Q When an applicant applies to buy into a co-op and pays the high application fee,
yet is denied by the board, shouldn’t they be given a reason why they were rejected? I feel strongly that the board
is wrong in turning someone away without so much as an explanation, especially
after accepting the non-refundable application fee, which is often in excess of
$700 and holding the prospective buyer up with all the documentation required
before even meeting him or her. Is the no-reason-given policy written into law,
or just standard board practice?
—Manhattan Shareholder
A According to Attorney Adam Leitman Bailey of the Law Firm of Adam Leitman
Bailey, P.C. in Manhattan, “The policy derives from New York State courts’ interpretation of the law. The Court of Appeals, New York State’s highest court, has held that cooperative corporations may withhold consent to
a transfer of shares for any legal reason without having to provide an
explanation to the rejected buyer or shareholder.

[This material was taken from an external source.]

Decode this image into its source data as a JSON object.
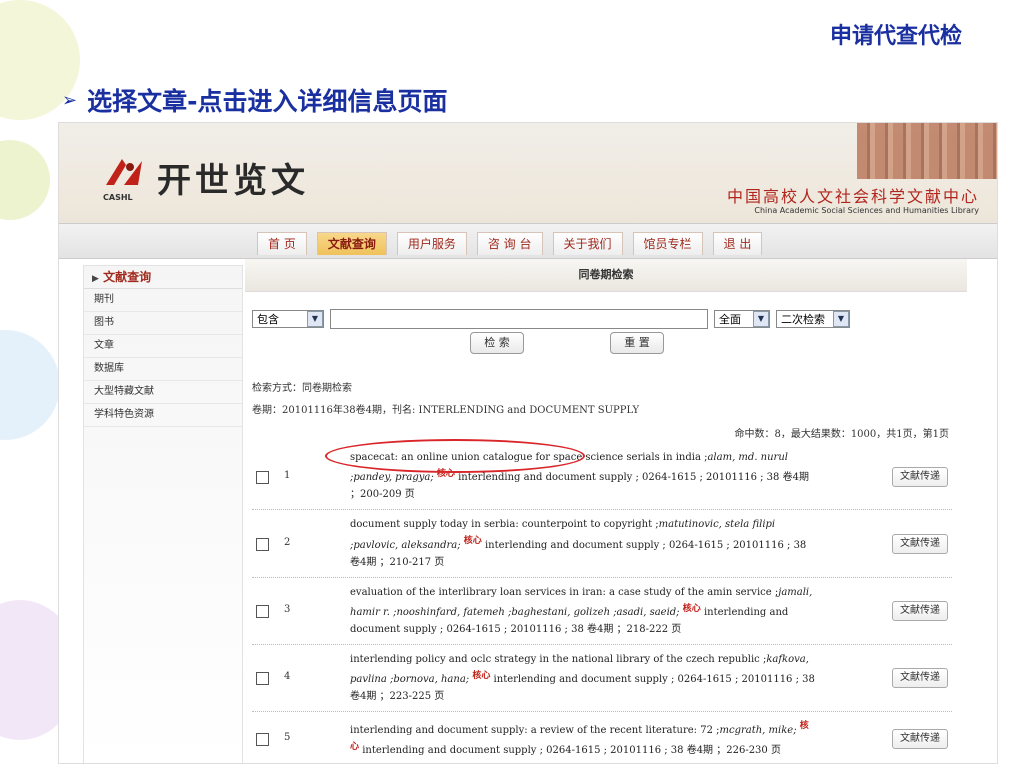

However, a cooperative board
cannot reject an application based on his/her race, religion, sex, creed,
national origin, marital status or disability.
“The writer may receive his/her wish soon, though, as a proposed amendment to the New York City Human Rights Law, titled the Fair and Prompt Co-op Disclosure Law, would require cooperatives to disclose a written explanation for any and all reasons for a rejection.”